Publicação: 06/06/2013 

Aline Valek provocou reações na rede social com texto sobre estupro fictício (Marcos Felipe/Divulgação)
Aline Valek provocou reações na rede social com texto sobre estupro fictício
"Hoje fui estuprada. Subiram em cima de mim, invadiram meu corpo e eu não pude fazer nada. (...) Quem me estuprou foram aquelas pessoas que, mesmo depois do ocorrido, insistem que a culpada sou eu.” O texto é fictício, mas como bem lembrou a autora dessas palavras, a redatora e escritora Aline Valek (alinevalek.com.br), de 26 anos, ela não foi, mas certamente outras mulheres foram. Em cinco anos, o registro de estupros aumentou 168% no Brasil, de acordo com o Fórum Brasileiro de Segurança Pública. Diante desse número alarmante, que representa barbaridades comparadas às últimas ocorridas na Índia, qualquer conteúdo que reforce e propague a cultura do estupro tem sido combatido. Por trás da máscara do anonimato, diversas pessoas tëm cultuado o discurso do ódio misógino (aquele que tem aversão às mulheres) na internet. Em pesquisa feita pelo Informátic@ no Facebook, rede social mais popular do mundo, não foi difícil encontrar páginas com este tipo de conteúdo .

Valek lembra que há sempre quem diga que é só uma piada, quando aparece alguém para acusar de misoginia uma fan page de humor no Face. Mas ela lembra que essas brincadeiras não surgem do nada, aparecem no contexto de uma sociedade extremamente machista e violenta contra as mulheres. Para ela, as páginas misóginas ensinam que mulher não é exatamente um ser humano, e que por isso tudo bem em agredi-la ou violentá-la. “É uma noção de desumanização das mulheres que vai sendo construída tijolinho por tijolinho. Cada ‘piada’ dessas legitima a ação do cara que matou a ex, do que abusou da mulher que estava bêbada porque ela era incapaz de consentir, ou daquele que forçou sexo com uma garota porque ela estava de saia curta e só podia estar pedindo por isso”, destaca. 

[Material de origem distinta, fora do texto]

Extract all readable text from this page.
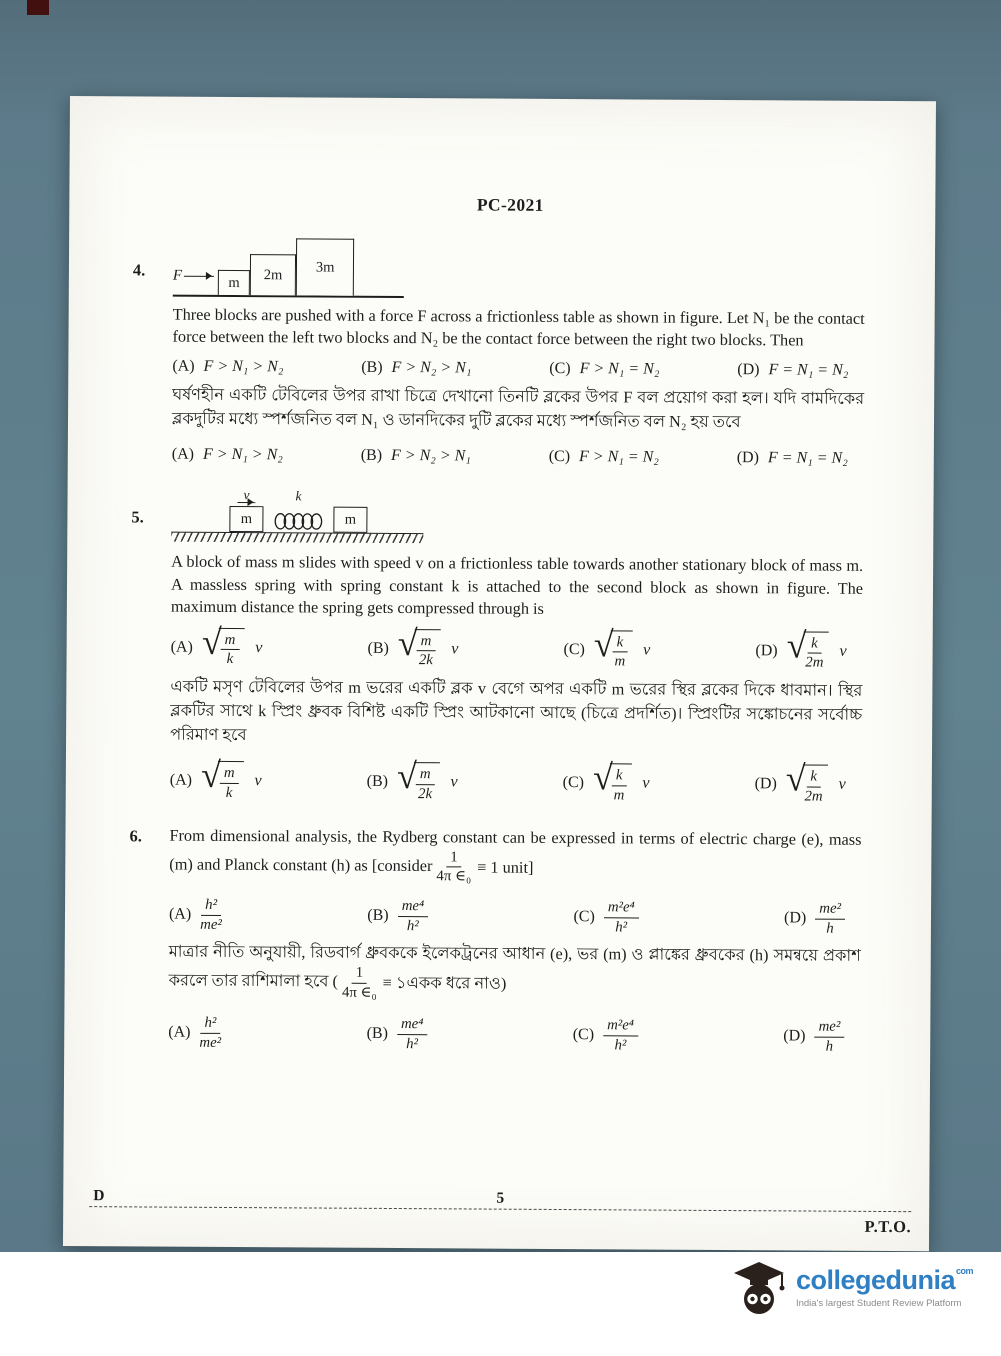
PC-2021
4.	F	m	2m	3m

Three blocks are pushed with a force F across a frictionless table as shown in figure. Let N₁ be the contact force between the left two blocks and N₂ be the contact force between the right two blocks. Then

(A) F > N₁ > N₂	(B) F > N₂ > N₁	(C) F > N₁ = N₂	(D) F = N₁ = N₂

ঘর্ষণহীন একটি টেবিলের উপর রাখা চিত্রে দেখানো তিনটি ব্লকের উপর F বল প্রয়োগ করা হল। যদি বামদিকের ব্লকদুটির মধ্যে স্পর্শজনিত বল N₁ ও ডানদিকের দুটি ব্লকের মধ্যে স্পর্শজনিত বল N₂ হয় তবে

(A) F > N₁ > N₂	(B) F > N₂ > N₁	(C) F > N₁ = N₂	(D) F = N₁ = N₂
5.
v
m
k
m

A block of mass m slides with speed v on a frictionless table towards another stationary block of mass m. A massless spring with spring constant k is attached to the second block as shown in figure. The maximum distance the spring gets compressed through is

(A) √
$\frac{m}{k}$ v	(B) √
$\frac{m}{2k}$ v	(C) √
$\frac{k}{m}$ v	(D) √
$\frac{k}{2m}$ v

একটি মসৃণ টেবিলের উপর m ভরের একটি ব্লক v বেগে অপর একটি m ভরের স্থির ব্লকের দিকে ধাবমান। স্থির ব্লকটির সাথে k স্প্রিং ধ্রুবক বিশিষ্ট একটি স্প্রিং আটকানো আছে (চিত্রে প্রদর্শিত)। স্প্রিংটির সঙ্কোচনের সর্বোচ্চ পরিমাণ হবে

(A) √
$\frac{m}{k}$ v	(B) √
$\frac{m}{2k}$ v	(C) √
$\frac{k}{m}$ v	(D) √
$\frac{k}{2m}$ v
6.	From dimensional analysis, the Rydberg constant can be expressed in terms of electric charge (e), mass (m) and Planck constant (h) as [consider $\frac{1}{\text{4π ∈₀}} \equiv 1$ unit]

$(A) \frac{\text{h²}}{\text{me²}}$	$(B) \frac{\text{me⁴}}{\text{h²}}$	$(C) \frac{\text{m²e⁴}}{\text{h²}}$	$(D) \frac{\text{me²}}{h}$

মাত্রার নীতি অনুযায়ী, রিডবার্গ ধ্রুবককে ইলেকট্রনের আধান (e), ভর (m) ও প্লাঙ্কের ধ্রুবকের (h) সমন্বয়ে প্রকাশ করলে তার রাশিমালা হবে ( $\frac{1}{\text{4π ∈₀}}$ ≡ ১একক ধরে নাও)

$(A) \frac{\text{h²}}{\text{me²}}$	$(B) \frac{\text{me⁴}}{\text{h²}}$	$(C) \frac{\text{m²e⁴}}{\text{h²}}$	$(D) \frac{\text{me²}}{h}$
D	5
P.T.O.
collegedunia$^{com}$
India's largest Student Review Platform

'Em alguns casos, é feita pressão contra páginas que tem viés machista, seja por meio de ameaça de corte de patrocínio, seja por meio de diálogo para o conteúdo do site se tornar menos problemático'', Cynthia Semíramis, doutoranda em direito na Universidade Federal de Minas Gerais e blogueira feminista (Tulio Vianna/Divulgação)
"Em alguns casos, é feita pressão contra páginas que tem viés machista, seja por meio de ameaça de corte de patrocínio, seja por meio de diálogo para o conteúdo do site se tornar menos problemático'', Cynthia Semíramis, doutoranda em direito na Universidade Federal de Minas Gerais e blogueira feminista
ENDOSSO DO CONTEÚDO
Cynthia Semíramis, de 37 anos, doutoranda em direito na Universidade Federal de Minas Gerais e blogueira feminista (http://cynthiasemiramis.org), faz parte do movimento que combate o sexismo. Segundo ela, há uma grande preocupação em não propagar discursos de ódio, não só contra mulheres, mas também contra homossexuais e transexuais e aqueles que incentivem a exploração sexual ou abuso e estupro de crianças. “Em alguns casos, é feita pressão contra páginas que têm viés machista, seja por meio de ameaça de corte de patrocínio, seja por meio de diálogo para o conteúdo do site se tornar menos problemático”, explica. Além disso, as blogueiras produzem conteúdo antidiscriminação. 

Muitas páginas com conteúdos questionáveis se descrevem como páginas de humor negro. Para ela, não se pode confundir humor com perpetuação de preconceitos e de relações de poder. “Esse tipo de humor reforça a relação de poder que condena grupos à inferioridade”, explica. A liberdade de expressão até então defendida por Zuckerberg como argumento principal para permitir que esses conteúdos fiquem on-line é bastante limitada. Afinal, a empresa bloqueia fotos de mães amamentando e da Marcha das Vadias porque os seios estão expostos, mas permitiu a livre circulação de um vídeo de uma mulher sendo decapitada. A blogueira lembra que os avaliadores identificam as imagens como erotismo por não compreenderem seu contexto. A própria Semíramis teve a conta bloqueada durante vários dias porque o Facebook “entendeu” que ela não era ela mesma. Foi preciso enviar um e-mail com cópia da identidade para a empresa comprovar sua situação. 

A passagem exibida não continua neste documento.